The film tells the story of an ordinary teenager, Dave, who sets out to become a real-life superhero calling himself Kick-Ass. Dave gets caught up in a bigger fight when he meets Big Daddy, a former cop who, in his quest to bring down the evil drug lord Frank D’Amico, has trained his 10-year-old daughter to be the ruthless vigilante Hit-Girl.
It stars Aaron Johnson as Dave/Kick-Ass, Nicolas Cage as Damon Macready/Big Daddy, Chloe Grace Moretz as Mindy Macready/Hit-Girl, Mark Strong as Frank D’amico, and Christopher Mintz-Plasse as Chris D’Amico/Red Mist, Frank D’Amico’s son.
Like I said at the start, this is a movie for grown-ups. It’s violent (and not always in a cartoonish way, either) and frequently foul-mouthed. Now I’m no prude. I love these kind of movies. I was brought up on James Bond and the original Die Hard will never leave my personal Top 10 of all-time favourite flicks.
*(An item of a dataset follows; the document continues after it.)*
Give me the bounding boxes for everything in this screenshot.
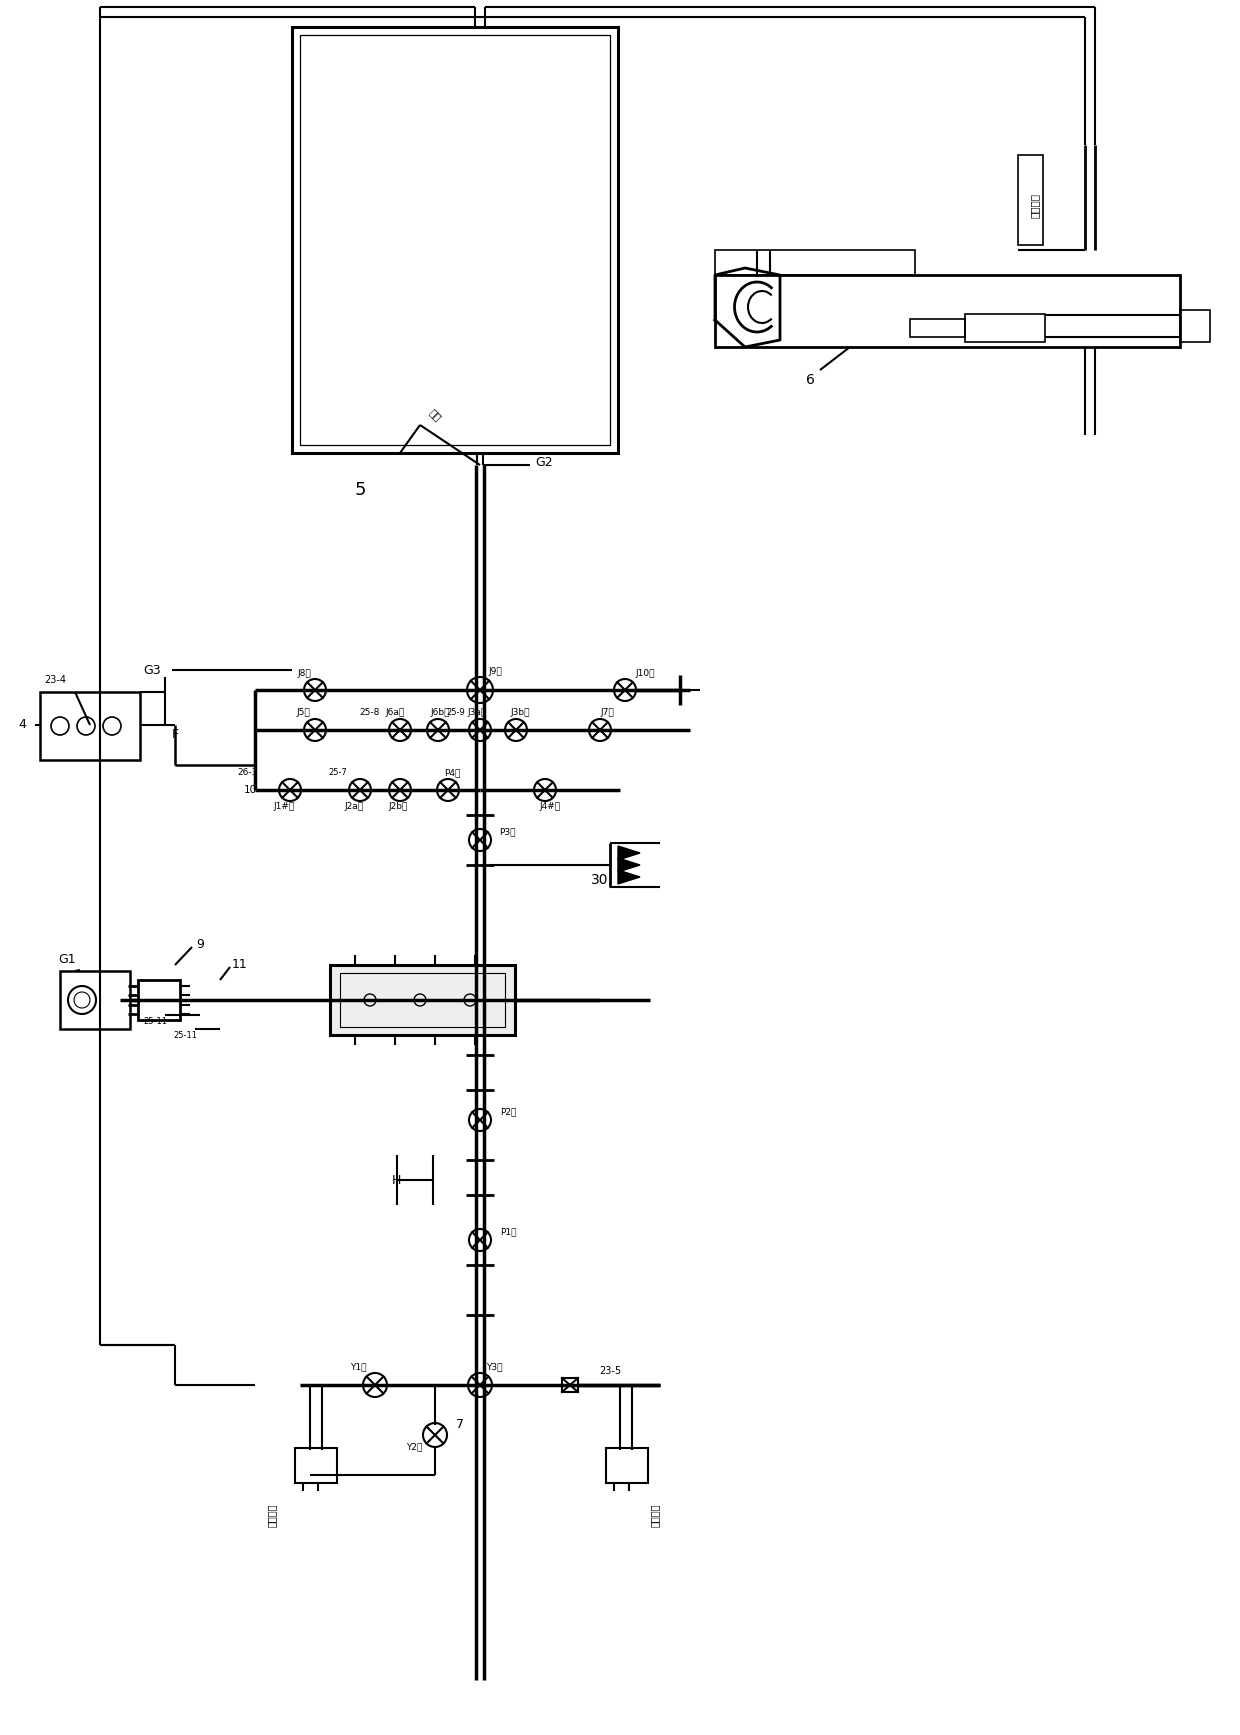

While I really enjoyed this film for what it was – escapist but violent entertainment – I am well aware of the controversy surrounding it. Moretz was 11 at the time of filming and it seems wrong somehow to hear her speak in such a profane way. I live in Dublin; I’m well used to hearing that kind of language on the streets. It’s second nature to a lot of the kids here. But that doesn’t make it right, though.
Sure it’s funny and I suppose Millar is making the point of a child acting as an adult in order to survive. I can see that; but it doesn’t make for comfortable viewing.
Neither would the violence meted out to Hit-Girl sit well with most movie-goers. Sure, she most definitely gives as good as she gets. Her kill-count is higher than the bad guys. Hell, her kill-count is higher than most Bond movies. But the young lady takes a severe battering at the end of the film. I read a review in the Irish Mail on Sunday where the reviewer gave Kick-Ass one star out of five mainly because of this. He wrote that violence against children is not fodder for entertainment. I can see his point, but I have to stress that while it was his personal opinion, mine is slightly different.
Yes, I agree that violence against children is not entertainment; but when you see a film like Sleepers (starring Kevin Bacon and Robert de Niro), the same argument could be made here. In both cases, though, the children wreak revenge on their abusers. There is a happy ending of sorts, and be honest, who doesn’t like to see kids come out on top?